Song Meaning
These lyrics paint a stark picture of a relationship's end, marked by a profound shift from warmth to an unyielding coldness. The narrator observes a loved one's eyes, once adorned with a "velvet light," now turning "cold as December snow." This immediate contrast sets a tone of irreversible loss and deep despair.
The central emotional tension stems from the memory of a vibrant connection clashing with the crushing reality of an irreversible departure. The narrator's internal world is consumed by "inner wars eternally," suggesting a deep, ongoing struggle to reconcile the past with a present devoid of hope. The line "the morning light will never come to life" encapsulates this profound sense of hopelessness, implying a world permanently shrouded in darkness.

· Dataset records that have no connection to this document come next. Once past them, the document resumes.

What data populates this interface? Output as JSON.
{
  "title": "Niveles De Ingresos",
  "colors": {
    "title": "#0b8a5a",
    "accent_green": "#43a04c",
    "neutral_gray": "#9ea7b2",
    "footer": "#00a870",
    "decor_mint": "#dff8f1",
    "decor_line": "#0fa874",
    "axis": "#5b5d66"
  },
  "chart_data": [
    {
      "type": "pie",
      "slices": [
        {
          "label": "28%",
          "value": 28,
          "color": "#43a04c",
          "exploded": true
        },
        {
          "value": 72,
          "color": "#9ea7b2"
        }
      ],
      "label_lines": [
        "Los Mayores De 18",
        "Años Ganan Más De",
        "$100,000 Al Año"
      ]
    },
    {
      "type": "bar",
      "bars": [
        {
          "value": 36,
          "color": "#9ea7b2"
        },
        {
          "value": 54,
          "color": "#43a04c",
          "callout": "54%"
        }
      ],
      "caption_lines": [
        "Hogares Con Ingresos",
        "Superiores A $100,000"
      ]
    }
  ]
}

The craft here is particularly effective in its use of contrasting light and dark imagery. What began with "starlit skies" and a "velvet light" quickly diminishes to "pale star light" and a "waning star," from which the departed speaks "arcane words from so afar." This progression visually underscores the fading connection and the growing, insurmountable distance between the two individuals. The recurring motif of "December snow" powerfully symbolizes not just coldness, but also the finality and disappearance of what once was, much like "last year's snow."

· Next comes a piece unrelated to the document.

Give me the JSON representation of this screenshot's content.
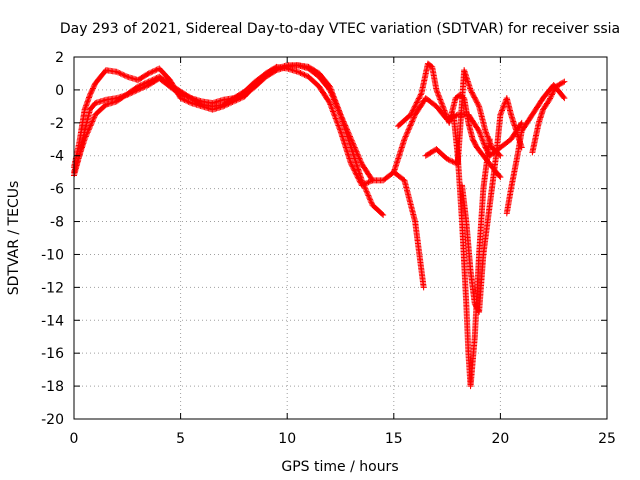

Ultimately, these lyrics resonate because they articulate a specific, visceral grief through consistent, chilling imagery. The explicit actions of departure—"I saw you turn away," "You closed the door," "returned here nevermore"—make the loss feel immediate and absolute. The final stanza, delivered in French, reiterates the core imagery of a "gaze of gold and amber" replaced by "empty and cold eyes," frozen "like the falling December snow," lending an elegiac, almost universal weight to this deeply personal lament.